Le concept de communication interne est, de fait, une autre façon d’exprimer l’existence d’un système de communication.
Personne ne peut se prévaloir de créer de la communication interne, dans l’entreprise pas plus qu’ailleurs : selon Ray L. BIRDWHISTELL, « on ne communique pas, on prend part à une communication ».
La communication, répétons-le encore, est inhérente aux interactions.
A l’évidence, la communication interne est une fonction créée spécifiquement, ou existant de fait, dans l’entreprise et qui vise à produire des actions volontaires au sein du système de communication : il s’agit alors d’une intervention sur le système, de la recherche d’une induction commandée de changement.
Cela revient à dire, en quelque sorte, que certains éléments de l’entreprise considèrent que l’état communicationnel du système n’est pas satisfaisant, de leur point de vue, et qu’ajouter ou retrancher de l’information au système serait une bonne chose.
Cette capacité de prescription ne peut venir, bien sûr, que des organes de direction de l’entreprise, les objectifs visés étant liés à ceux du management.
II s’agit bien de l’intervention d’un acteur spécifique vis-à-vis des autres acteurs au sein d’un système qui dispose déjà de ses propres capacités de régulation et de feedback : il y a clairement tentative de modifier l’équilibre des interactions au sein de l’entreprise.
La communication interne sera alors généralement constituée par la production organisée de messages à propos de l’entreprise, une métacommunication en quelque sorte.
La question sera alors de comprendre quels types de positions dans l’interaction ces messages cherchent à imposer et comment ils sont perçus par les individus.

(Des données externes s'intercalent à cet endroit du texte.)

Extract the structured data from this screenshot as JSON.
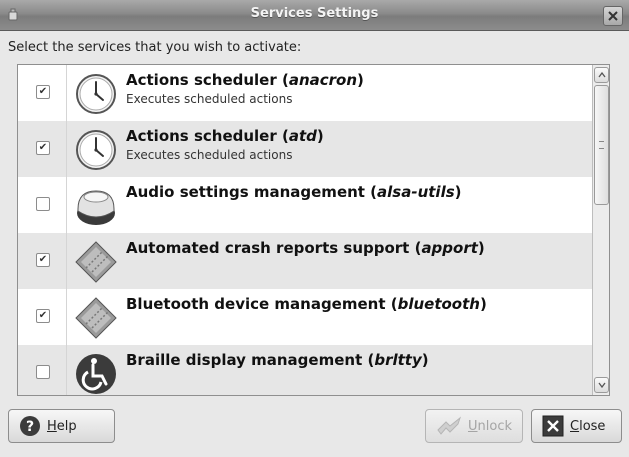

Si ces messages reflètent essentiellement une insistance du point de vue d’un acteur particulier de l’entreprise, le centre-message (ou retro-information) est plus qu’évident : « ils disent qu’ils nous informent, mais en fait ils font de la propagande : l’information du service de communication interne n’est pas crédible ».
Ce qui est tout de même un comble.
Car le message principal de tout service de communication interne est le suivant : « Parmi tous les messages et toutes les informations qui circulent dans l’entreprise, il n’y en a pas qui soient suffisamment complets ou corrects : en conséquence, nous allons vous informer».